We get a lot of emails and social media comments that read like this: “I love to garden, but (insert animal name) keeps eating or destroying everything I grow. What should I do?”
Hey, we get it! You’re growing food for you and your family, not for your furry neighbors. Having dealt with all manner of critters over the years, we thought we’d provide you with a quick rundown of remedies we’ve found effective for virtually any four-legged pest you can imagine.
Before going through the list, we’d ask you to adopt a humane philosophy towards our furry friends: they have a right to exist too, even if that existence takes place far away from your garden. If at all possible, don’t kill or harm these animals – especially since doing so is almost never warranted (except for certain circumstances such as an animal having rabies).
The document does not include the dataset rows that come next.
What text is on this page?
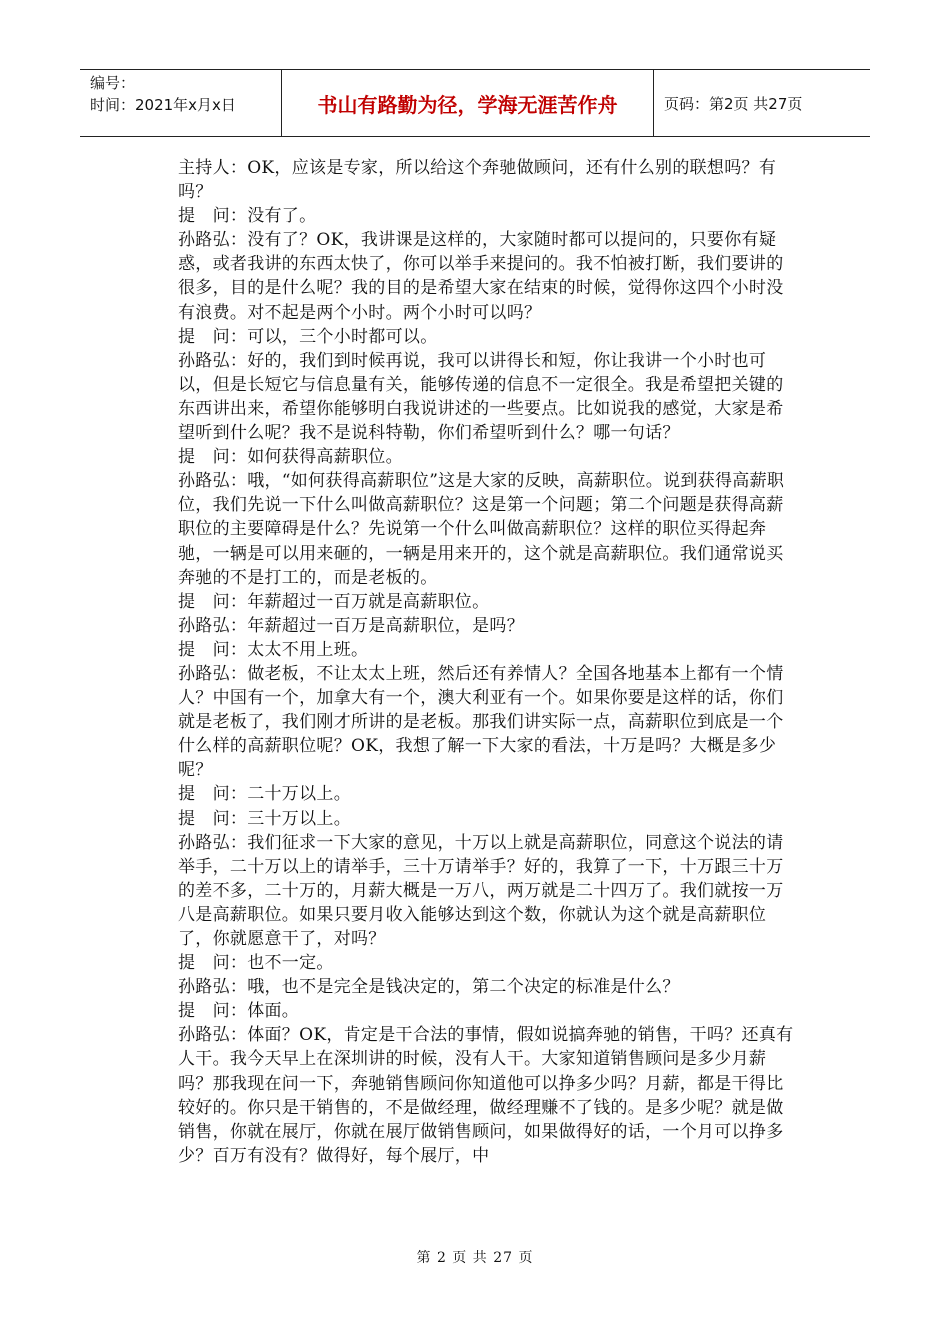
编号：
时间：2021年x月x日	书山有路勤为径，学海无涯苦作舟	页码：第2页 共27页

主持人：OK，应该是专家，所以给这个奔驰做顾问，还有什么别的联想吗？有吗？

提　问：没有了。

孙路弘：没有了？OK，我讲课是这样的，大家随时都可以提问的，只要你有疑惑，或者我讲的东西太快了，你可以举手来提问的。我不怕被打断，我们要讲的很多，目的是什么呢？我的目的是希望大家在结束的时候，觉得你这四个小时没有浪费。对不起是两个小时。两个小时可以吗？

提　问：可以，三个小时都可以。

孙路弘：好的，我们到时候再说，我可以讲得长和短，你让我讲一个小时也可以，但是长短它与信息量有关，能够传递的信息不一定很全。我是希望把关键的东西讲出来，希望你能够明白我说讲述的一些要点。比如说我的感觉，大家是希望听到什么呢？我不是说科特勒，你们希望听到什么？哪一句话？

提　问：如何获得高薪职位。

孙路弘：哦，“如何获得高薪职位”这是大家的反映，高薪职位。说到获得高薪职位，我们先说一下什么叫做高薪职位？这是第一个问题；第二个问题是获得高薪职位的主要障碍是什么？先说第一个什么叫做高薪职位？这样的职位买得起奔驰，一辆是可以用来砸的，一辆是用来开的，这个就是高薪职位。我们通常说买奔驰的不是打工的，而是老板的。

提　问：年薪超过一百万就是高薪职位。

孙路弘：年薪超过一百万是高薪职位，是吗？

提　问：太太不用上班。

孙路弘：做老板，不让太太上班，然后还有养情人？全国各地基本上都有一个情人？中国有一个，加拿大有一个，澳大利亚有一个。如果你要是这样的话，你们就是老板了，我们刚才所讲的是老板。那我们讲实际一点，高薪职位到底是一个什么样的高薪职位呢？OK，我想了解一下大家的看法，十万是吗？大概是多少呢？

提　问：二十万以上。

提　问：三十万以上。

孙路弘：我们征求一下大家的意见，十万以上就是高薪职位，同意这个说法的请举手，二十万以上的请举手，三十万请举手？好的，我算了一下，十万跟三十万的差不多，二十万的，月薪大概是一万八，两万就是二十四万了。我们就按一万八是高薪职位。如果只要月收入能够达到这个数，你就认为这个就是高薪职位了，你就愿意干了，对吗？

提　问：也不一定。

孙路弘：哦，也不是完全是钱决定的，第二个决定的标准是什么？

提　问：体面。

孙路弘：体面？OK，肯定是干合法的事情，假如说搞奔驰的销售，干吗？还真有人干。我今天早上在深圳讲的时候，没有人干。大家知道销售顾问是多少月薪吗？那我现在问一下，奔驰销售顾问你知道他可以挣多少吗？月薪，都是干得比较好的。你只是干销售的，不是做经理，做经理赚不了钱的。是多少呢？就是做销售，你就在展厅，你就在展厅做销售顾问，如果做得好的话，一个月可以挣多少？百万有没有？做得好，每个展厅，中

第 2 页 共 27 页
- How to Keep Animals Out of Your Garden
- How to keep animals out of your garden
- Be Inspired Blog – California
- Protect Your Garden from Pests & Animals In A Few Easy Steps
- Stay Tuned for Part 2, And More Tips on Protecting Your Garden From Pests and Animals
- How to Keep Plant-Eating Animals at Bay
- Potted Plant Protection: Tips On Protecting Container Plants From Animals
- Potted Plant Protection
- Keeping Animals Out of Containers
- How do you protect your crops and trees against animals?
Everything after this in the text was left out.